If the commercials on TV and in print are any indicator, life as a middle-aged single man would not be very good.

Sorry to be a fantasy buzz-kill.

Oh sure. There would be a lot more televised sports and a lot less holding the purse. But if all we married, settled guys really took a look around, we’d realize that sex, the reason we’re on the planet in the first place, would not be easy as a forty-something single guy.

The other night, as I was sitting, watching TV, a commercial aired in which a guy about my age, but better looking, was working out on a stair climber at the gym. “Boy,” I thought to myself, “I’ve got to get back to the gym. I need to get back to that routine I had where I walked for an hour and got nowhere.” While this guy in the commercial was walking but getting nowhere, a young girl walked behind him. He smiled, she smiled, and the announcer said, “With all your wrinkles, she’s probably wondering if you’re late for your Bingo game, Grandpa.”

My what?

My wrinkles?

What followed was a sales pitch for skin crème for men. Sometime in the last two decades, while I was aging, the makeup industry ran out of crap to fool middle-aged women into buying. Did they panic? No. They just turned their gun sights at middle-aged men.

“Are you taking care of your skin?” the announcer asked. “Does your skin make you look older than you are? Are age spots, smile lines and wrinkles coming between you and success?”

Success?

What the hell does that mean?

The ad went on to pitch me on buying some goop to rub onto my face in hopes that young girls at the gym will be fooled into thinking I’m not an old pervert and will, they all but guarantee, sleep with me. Well, I’ll be sleeping. They’ll be wide awake. They’re younger. They don’t require as much sleep. The point is, that without slathering my face with this ointment, I’ll be wrinkled and immediately recognizable for what I am – A MAN.

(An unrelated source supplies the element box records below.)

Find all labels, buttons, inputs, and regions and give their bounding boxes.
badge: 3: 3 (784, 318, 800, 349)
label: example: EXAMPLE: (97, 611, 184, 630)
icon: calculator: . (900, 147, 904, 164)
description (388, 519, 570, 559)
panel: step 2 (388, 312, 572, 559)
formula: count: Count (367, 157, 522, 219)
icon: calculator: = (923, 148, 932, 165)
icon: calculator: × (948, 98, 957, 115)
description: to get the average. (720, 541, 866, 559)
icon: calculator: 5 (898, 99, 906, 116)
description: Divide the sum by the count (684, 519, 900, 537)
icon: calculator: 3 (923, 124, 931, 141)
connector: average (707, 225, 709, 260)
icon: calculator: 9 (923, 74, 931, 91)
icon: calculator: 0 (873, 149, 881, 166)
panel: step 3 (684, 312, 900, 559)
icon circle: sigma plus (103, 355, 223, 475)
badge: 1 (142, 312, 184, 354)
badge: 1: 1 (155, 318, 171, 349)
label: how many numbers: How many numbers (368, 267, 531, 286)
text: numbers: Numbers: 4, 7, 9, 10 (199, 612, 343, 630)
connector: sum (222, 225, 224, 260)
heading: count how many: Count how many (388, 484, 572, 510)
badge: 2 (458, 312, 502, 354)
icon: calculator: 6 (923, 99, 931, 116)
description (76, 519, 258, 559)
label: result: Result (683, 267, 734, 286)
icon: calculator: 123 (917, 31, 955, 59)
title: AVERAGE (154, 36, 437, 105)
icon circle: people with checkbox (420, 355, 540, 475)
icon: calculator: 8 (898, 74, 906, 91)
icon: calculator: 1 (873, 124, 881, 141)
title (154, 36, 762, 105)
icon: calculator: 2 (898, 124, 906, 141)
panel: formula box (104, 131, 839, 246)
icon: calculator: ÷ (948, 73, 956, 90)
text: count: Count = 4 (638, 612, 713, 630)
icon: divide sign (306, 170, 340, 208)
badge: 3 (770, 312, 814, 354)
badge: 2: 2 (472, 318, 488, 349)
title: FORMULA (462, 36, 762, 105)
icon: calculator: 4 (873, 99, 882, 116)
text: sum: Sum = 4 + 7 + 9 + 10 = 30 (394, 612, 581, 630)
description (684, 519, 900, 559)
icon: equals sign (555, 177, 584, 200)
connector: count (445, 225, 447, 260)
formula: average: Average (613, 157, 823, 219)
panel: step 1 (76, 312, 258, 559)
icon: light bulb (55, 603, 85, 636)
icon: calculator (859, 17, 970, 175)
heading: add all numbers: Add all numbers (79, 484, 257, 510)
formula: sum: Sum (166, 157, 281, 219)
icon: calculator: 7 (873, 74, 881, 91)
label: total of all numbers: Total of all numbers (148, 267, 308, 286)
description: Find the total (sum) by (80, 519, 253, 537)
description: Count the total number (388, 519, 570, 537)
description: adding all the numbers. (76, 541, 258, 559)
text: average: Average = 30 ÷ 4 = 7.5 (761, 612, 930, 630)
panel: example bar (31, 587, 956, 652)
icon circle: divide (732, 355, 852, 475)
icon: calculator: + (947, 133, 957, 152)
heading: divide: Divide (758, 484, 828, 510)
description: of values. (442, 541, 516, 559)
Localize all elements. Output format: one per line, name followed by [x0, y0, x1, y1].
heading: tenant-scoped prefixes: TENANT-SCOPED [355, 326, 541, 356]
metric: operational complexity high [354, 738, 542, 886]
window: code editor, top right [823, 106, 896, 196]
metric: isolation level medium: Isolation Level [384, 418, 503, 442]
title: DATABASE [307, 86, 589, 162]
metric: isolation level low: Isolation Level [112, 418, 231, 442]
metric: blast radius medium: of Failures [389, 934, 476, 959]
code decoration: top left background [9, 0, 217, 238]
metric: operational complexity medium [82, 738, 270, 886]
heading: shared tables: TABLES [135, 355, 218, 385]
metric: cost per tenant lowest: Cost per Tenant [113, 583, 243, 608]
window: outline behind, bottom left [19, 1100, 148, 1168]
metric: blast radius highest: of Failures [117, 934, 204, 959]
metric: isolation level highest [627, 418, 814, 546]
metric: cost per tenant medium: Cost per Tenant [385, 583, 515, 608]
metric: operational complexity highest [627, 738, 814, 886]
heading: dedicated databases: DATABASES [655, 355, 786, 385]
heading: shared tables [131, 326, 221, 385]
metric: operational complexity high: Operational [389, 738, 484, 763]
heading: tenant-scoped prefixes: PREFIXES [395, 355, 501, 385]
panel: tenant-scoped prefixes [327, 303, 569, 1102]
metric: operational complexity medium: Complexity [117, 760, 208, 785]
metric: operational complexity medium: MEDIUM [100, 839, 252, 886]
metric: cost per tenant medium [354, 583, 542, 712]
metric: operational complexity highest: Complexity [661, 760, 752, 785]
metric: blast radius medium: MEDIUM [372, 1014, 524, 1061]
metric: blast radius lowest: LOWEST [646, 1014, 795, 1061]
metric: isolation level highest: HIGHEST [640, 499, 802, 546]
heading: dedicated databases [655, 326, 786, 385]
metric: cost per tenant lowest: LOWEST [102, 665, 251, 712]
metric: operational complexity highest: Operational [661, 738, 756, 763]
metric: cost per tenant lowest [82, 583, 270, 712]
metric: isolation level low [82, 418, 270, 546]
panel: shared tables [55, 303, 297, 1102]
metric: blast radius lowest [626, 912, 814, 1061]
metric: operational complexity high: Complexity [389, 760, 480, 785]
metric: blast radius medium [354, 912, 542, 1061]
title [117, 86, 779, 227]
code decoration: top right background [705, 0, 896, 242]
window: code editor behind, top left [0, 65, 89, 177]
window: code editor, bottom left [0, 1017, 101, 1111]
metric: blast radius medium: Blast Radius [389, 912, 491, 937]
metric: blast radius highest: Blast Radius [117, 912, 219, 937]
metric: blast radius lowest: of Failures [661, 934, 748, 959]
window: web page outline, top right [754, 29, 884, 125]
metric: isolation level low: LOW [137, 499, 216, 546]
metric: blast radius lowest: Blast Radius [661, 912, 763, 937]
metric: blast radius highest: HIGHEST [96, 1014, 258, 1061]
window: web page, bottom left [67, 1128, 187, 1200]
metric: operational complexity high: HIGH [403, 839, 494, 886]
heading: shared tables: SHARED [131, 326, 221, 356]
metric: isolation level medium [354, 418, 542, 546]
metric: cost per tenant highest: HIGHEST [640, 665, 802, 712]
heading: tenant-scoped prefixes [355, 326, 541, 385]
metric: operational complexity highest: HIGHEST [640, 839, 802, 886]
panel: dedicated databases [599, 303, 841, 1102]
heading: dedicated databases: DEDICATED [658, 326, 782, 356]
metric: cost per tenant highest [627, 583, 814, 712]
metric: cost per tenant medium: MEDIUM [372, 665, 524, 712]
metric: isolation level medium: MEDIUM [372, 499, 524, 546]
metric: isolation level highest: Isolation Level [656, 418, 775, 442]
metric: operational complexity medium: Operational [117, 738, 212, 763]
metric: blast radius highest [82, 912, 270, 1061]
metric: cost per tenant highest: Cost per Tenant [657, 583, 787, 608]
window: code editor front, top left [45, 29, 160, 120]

Not only does age bring with it spots, smile lines and wrinkles, but it has also brought me a certain wisdom that tells me that if having those imperfections of the skin stops anyone from wanting to get closer, perhaps “success” isn’t all it’s cracked up to be. In short, if I have to wear makeup to be a stud, I think I’ll stay here on the couch.

Sorry, coeds, but I just don’t have the energy it takes to keep up with you. Oh, I’m fine as far as “success” stamina goes. I just don’t have the energy to visit the makeup mirror four times a day to check my base coat.

If you’re my age and you’re currently wearing anti-aging crème, makeup or Preparation-H under your eyes to hide those bags (and you know who you are), I hope for your sake it makes you feel better about yourself. I wish you nothing but success.

And if you’re done with that crème, could you pass it my way? I’ve got a little fantasy I’m working up and I’d like to get rid of some wrinkles.